第50章 海兰记

类别:都市言情 作者:丛苏字数:5021更新时间:2022-05-15T11:46:52
  顾许幻不去想米静雯为什么会那么晚还在裴中恺的车上待着,或许就如他们所说是在补课,看来裴中恺这老师还当上瘾了,真的是煞费苦心,哼,只是不知道他这学生到底是真学习还是借学习之名行勾引之实,不过有人也许乐得享受。

  挥掉心头泛起的刺疼,这不是她想要看到的吗?两个人各不相干。

  苏城福利院给顾许幻寄一封信,大意是为了感谢各方多年来对福利院的善心之举,最近要举行一次慈善活动,邀请关心支持过苏城福利院的社会各界人士参观现代化的福利院,与孩子们联欢。

  顾许幻即是作为福利院成长出来的人又是作为多年实施救助者收到这封信,说实话,已经多少年没有回去过了,关于福利院的记忆还是过去城西的一处小院,再以后回去也就是在门外看看,尤其是老院长走了以后,那一批老人渐渐地没剩几个了。

  本不打算回去,却看到前任院长也在邀请名列,顾许幻心里一下子激动起来,这么多年总记得老院长的好,没有老院长的坚持她也可能读不到大学。

  人群熙熙攘攘,来参加活动的人不少,有个人的,也有企业的,大一些的孩子们帮着工作人员做做接待的工作,小一些的则穿戴整齐准备表演节目。

  一路走过来,很少看到熟悉的身影。
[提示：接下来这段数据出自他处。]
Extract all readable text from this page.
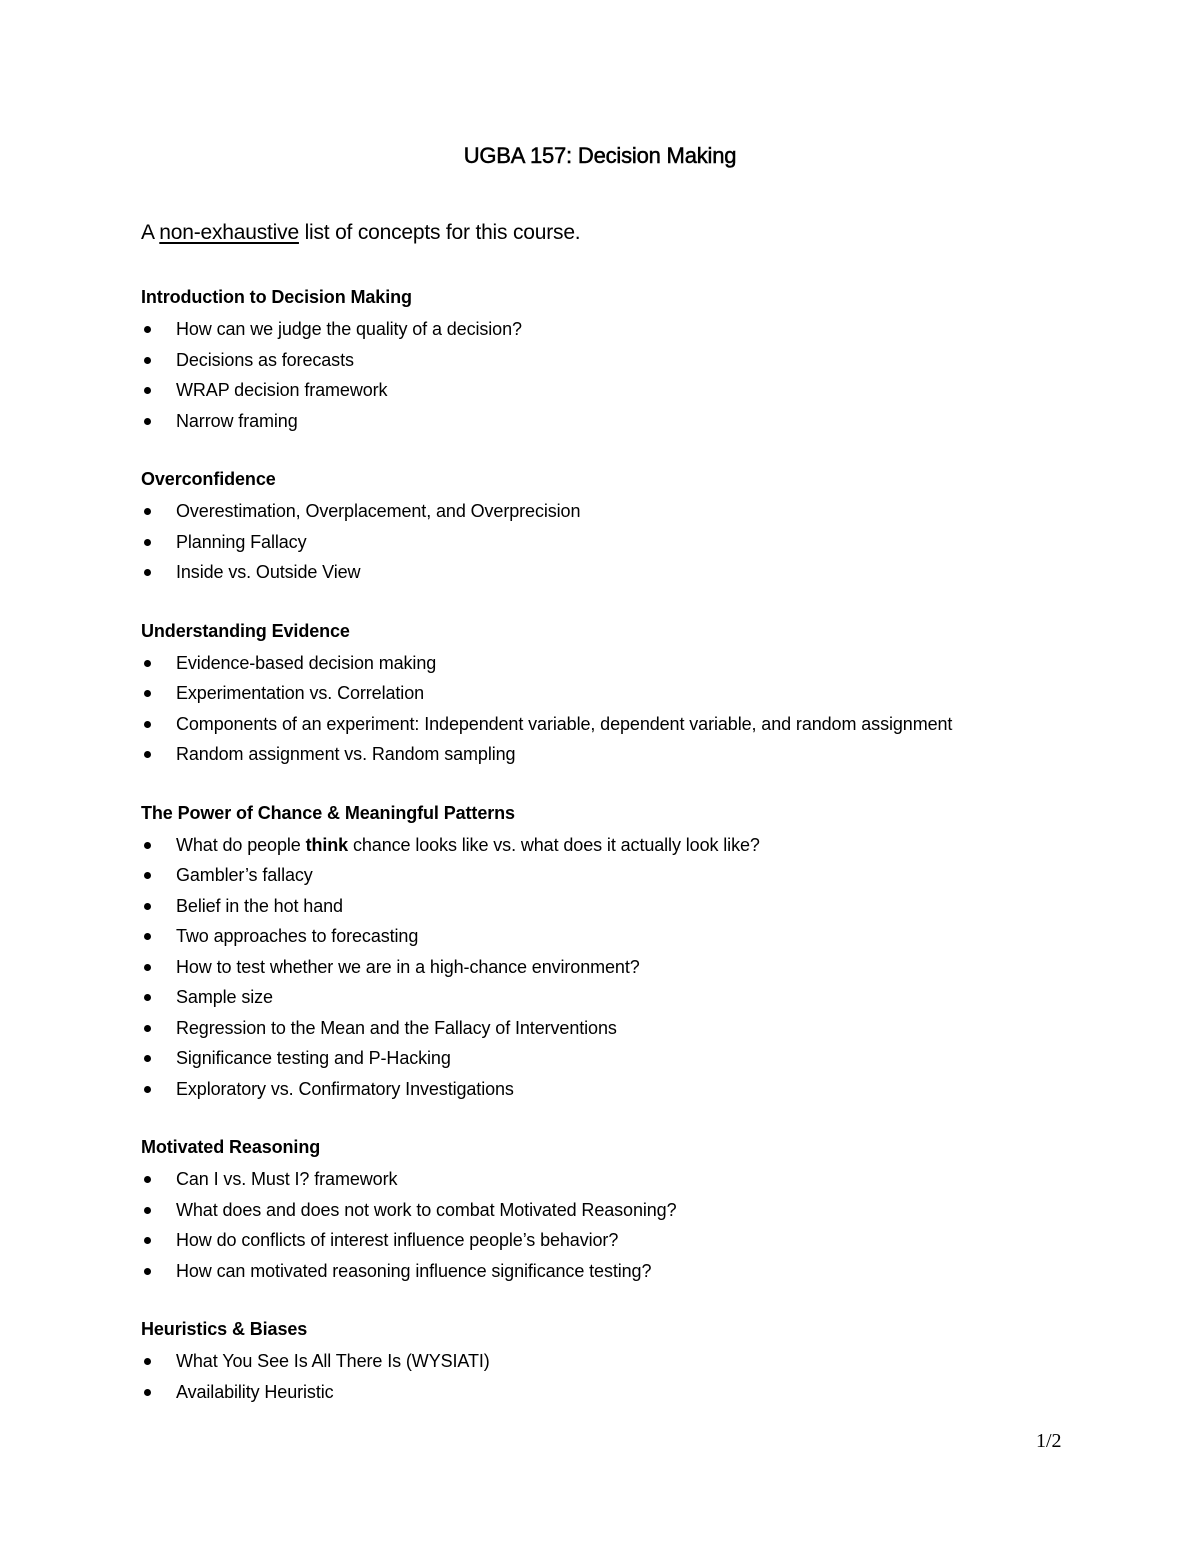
UGBA 157: Decision Making
A non-exhaustive list of concepts for this course.
Introduction to Decision Making
How can we judge the quality of a decision?
Decisions as forecasts
WRAP decision framework
Narrow framing
Overconfidence
Overestimation, Overplacement, and Overprecision
Planning Fallacy
Inside vs. Outside View
Understanding Evidence
Evidence-based decision making
Experimentation vs. Correlation
Components of an experiment: Independent variable, dependent variable, and random assignment
Random assignment vs. Random sampling
The Power of Chance & Meaningful Patterns
What do people think chance looks like vs. what does it actually look like?
Gambler’s fallacy
Belief in the hot hand
Two approaches to forecasting
How to test whether we are in a high-chance environment?
Sample size
Regression to the Mean and the Fallacy of Interventions
Significance testing and P-Hacking
Exploratory vs. Confirmatory Investigations
Motivated Reasoning
Can I vs. Must I? framework
What does and does not work to combat Motivated Reasoning?
How do conflicts of interest influence people’s behavior?
How can motivated reasoning influence significance testing?
Heuristics & Biases
What You See Is All There Is (WYSIATI)
Availability Heuristic
1/2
顾许幻从初中时候基本开始住校,除了几个一起上学的同龄偶尔见面,其他人也没什么交往,更何况那个时候多是不愿意让人知道自己是没爹没妈的孩子,所以即使见面也并不打招呼。等上高中就她孤零零一个,再到后来上大学,福利院也搞过一个类似的庆祝会,但所有人的面孔对她来说都是陌生的了。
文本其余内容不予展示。